Combinatorial glioblastoma treatment destroys incurable brain tumour

glioblastoma treatment
© iStock/Tonpor Kasa

Novel research has devised an innovative glioblastoma treatment, finding that combining two existing therapies can eliminate fatal brain tumours.

The endeavour, led by researchers at the Institute of Biomedicine of Seville, in collaboration with experts from Imperial College London, has identified that dual implementation of ADI-PEG20 and focal brain radiotherapy is a promising glioblastoma treatment. This double treatment was demonstrated to entirely eradicate tumours in the animal models used in the study.

The study’s findings are published in The Journal of Clinical Investigation.

Glioblastoma treatment innovation

Glioblastoma is a terminal disease, with patients with the condition having a life expectancy of fewer than two years. Currently employed glioblastoma treatments are based on outdated therapies that are over 30 years old, with no significant advances being made in this time to combat this deadly type of tumour.

The team’s investigation offers an exciting new glioblastoma treatment option, comprised of a drug called ADI-PEG20 that destroys systemic arginine and the application of focal brain radiotherapy. The researchers observed that the novel therapy entirely eliminated a type of brain tumour that, to date, was known to be completely incurable. The research was performed on in vivo animal models that had died of natural causes without showing any manifestation of the disease.

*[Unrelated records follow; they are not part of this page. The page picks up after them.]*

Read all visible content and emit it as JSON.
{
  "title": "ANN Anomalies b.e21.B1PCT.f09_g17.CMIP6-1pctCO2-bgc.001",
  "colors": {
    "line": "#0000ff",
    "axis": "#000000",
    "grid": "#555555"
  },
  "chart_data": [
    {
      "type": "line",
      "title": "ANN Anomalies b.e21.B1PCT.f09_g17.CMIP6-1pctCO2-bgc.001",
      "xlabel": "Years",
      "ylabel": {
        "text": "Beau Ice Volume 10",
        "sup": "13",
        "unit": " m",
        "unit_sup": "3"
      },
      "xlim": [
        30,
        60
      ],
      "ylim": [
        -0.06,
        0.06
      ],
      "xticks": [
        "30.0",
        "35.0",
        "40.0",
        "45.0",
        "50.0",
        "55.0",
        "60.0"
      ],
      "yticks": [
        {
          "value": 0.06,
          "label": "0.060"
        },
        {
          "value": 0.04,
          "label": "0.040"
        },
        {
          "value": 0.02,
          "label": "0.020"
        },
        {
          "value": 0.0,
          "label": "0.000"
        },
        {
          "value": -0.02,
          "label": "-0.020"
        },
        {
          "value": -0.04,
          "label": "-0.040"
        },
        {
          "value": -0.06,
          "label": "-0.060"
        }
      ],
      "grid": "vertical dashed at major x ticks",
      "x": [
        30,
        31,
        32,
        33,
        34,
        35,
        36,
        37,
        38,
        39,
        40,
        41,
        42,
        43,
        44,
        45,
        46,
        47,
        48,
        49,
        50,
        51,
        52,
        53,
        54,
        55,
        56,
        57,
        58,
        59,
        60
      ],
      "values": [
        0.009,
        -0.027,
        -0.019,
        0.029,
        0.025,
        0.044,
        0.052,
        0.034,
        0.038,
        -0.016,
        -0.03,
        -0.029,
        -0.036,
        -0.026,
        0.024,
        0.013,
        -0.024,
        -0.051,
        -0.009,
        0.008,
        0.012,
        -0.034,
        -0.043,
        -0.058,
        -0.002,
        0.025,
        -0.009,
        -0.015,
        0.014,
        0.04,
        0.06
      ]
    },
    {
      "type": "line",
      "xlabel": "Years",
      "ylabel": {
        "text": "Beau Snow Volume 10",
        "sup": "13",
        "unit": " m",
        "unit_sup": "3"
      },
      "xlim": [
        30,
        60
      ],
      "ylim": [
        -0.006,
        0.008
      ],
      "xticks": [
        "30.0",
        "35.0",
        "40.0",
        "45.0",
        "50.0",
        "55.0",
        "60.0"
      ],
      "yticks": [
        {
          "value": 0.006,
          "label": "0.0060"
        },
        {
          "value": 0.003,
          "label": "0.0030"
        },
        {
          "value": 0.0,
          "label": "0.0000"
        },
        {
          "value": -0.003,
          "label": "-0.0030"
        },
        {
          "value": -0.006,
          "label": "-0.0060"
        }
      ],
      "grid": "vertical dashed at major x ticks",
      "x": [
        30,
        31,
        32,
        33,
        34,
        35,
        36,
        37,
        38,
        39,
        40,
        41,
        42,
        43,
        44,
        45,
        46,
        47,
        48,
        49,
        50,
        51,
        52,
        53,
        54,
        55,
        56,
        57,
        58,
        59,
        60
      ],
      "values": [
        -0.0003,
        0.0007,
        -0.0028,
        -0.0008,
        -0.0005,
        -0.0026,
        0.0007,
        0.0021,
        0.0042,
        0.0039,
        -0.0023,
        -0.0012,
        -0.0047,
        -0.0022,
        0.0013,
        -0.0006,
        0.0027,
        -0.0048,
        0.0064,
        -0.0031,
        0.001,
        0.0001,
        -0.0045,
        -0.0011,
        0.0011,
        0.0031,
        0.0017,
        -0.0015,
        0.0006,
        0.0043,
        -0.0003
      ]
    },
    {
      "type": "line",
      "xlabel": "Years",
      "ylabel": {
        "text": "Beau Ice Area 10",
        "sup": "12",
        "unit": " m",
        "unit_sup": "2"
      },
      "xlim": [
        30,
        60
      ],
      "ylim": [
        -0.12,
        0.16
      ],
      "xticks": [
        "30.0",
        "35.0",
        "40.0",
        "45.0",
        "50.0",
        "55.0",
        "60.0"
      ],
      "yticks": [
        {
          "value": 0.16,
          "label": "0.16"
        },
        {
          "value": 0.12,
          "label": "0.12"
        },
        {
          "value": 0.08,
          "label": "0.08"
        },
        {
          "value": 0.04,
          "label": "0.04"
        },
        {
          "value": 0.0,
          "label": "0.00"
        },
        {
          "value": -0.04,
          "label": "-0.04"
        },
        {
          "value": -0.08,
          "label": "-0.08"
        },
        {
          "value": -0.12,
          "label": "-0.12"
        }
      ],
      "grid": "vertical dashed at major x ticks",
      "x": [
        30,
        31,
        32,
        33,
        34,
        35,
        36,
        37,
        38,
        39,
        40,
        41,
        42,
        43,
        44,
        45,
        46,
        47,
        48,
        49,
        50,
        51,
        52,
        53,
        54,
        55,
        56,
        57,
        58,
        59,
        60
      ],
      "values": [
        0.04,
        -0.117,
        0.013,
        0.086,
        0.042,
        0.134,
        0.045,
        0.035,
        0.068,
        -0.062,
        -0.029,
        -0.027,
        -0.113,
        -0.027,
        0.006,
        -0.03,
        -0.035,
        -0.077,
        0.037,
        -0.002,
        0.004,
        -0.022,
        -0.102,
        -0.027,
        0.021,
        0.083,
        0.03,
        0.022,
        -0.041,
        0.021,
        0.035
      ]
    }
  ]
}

Dr Manuel Sarmiento Soto, a researcher at the Institute of Biomedicine of Seville, commented: “With this new treatment, we were able to cure animals of an aggressive and terminal disease. The post-mortem analyses detected how the cerebral immune response, and fundamentally the microglia cells, were activated during the treatment, directing their attack against the tumour cells, and thus facilitating the tumour’s complete elimination”.

Next steps

The results of the study provide hope for thousands of people around the world who are living with this deadly type of tumour, especially due to the fact that even because novel anticancer drugs have displayed promise, their efficacy in the central nervous system is currently very limited, primarily due to their difficulty in reaching the cancer cells located inside the brain.

Moreover, there is also another clinical trial – NCT04587830 – that is examining another specific type of glioblastoma patient using the same glioblastoma treatment used in this trial and is achieving promising results. Notably, the drug did not manifest any side effects in the patients involved in the trial. The researchers are looking to start recruiting the first patients to start their Phase I clinical trial in the coming months.

This research was funded by projects of the Ministry of Science and Innovation (RTI2018-098645-B-I00) and the Ministry of Economy and Knowledge of the Andalusia Regional Government (P18-RT-1372). In addition, Brain Tumour Research, a UK charity aiming to find a cure for all types of brain tumours, also provided funding.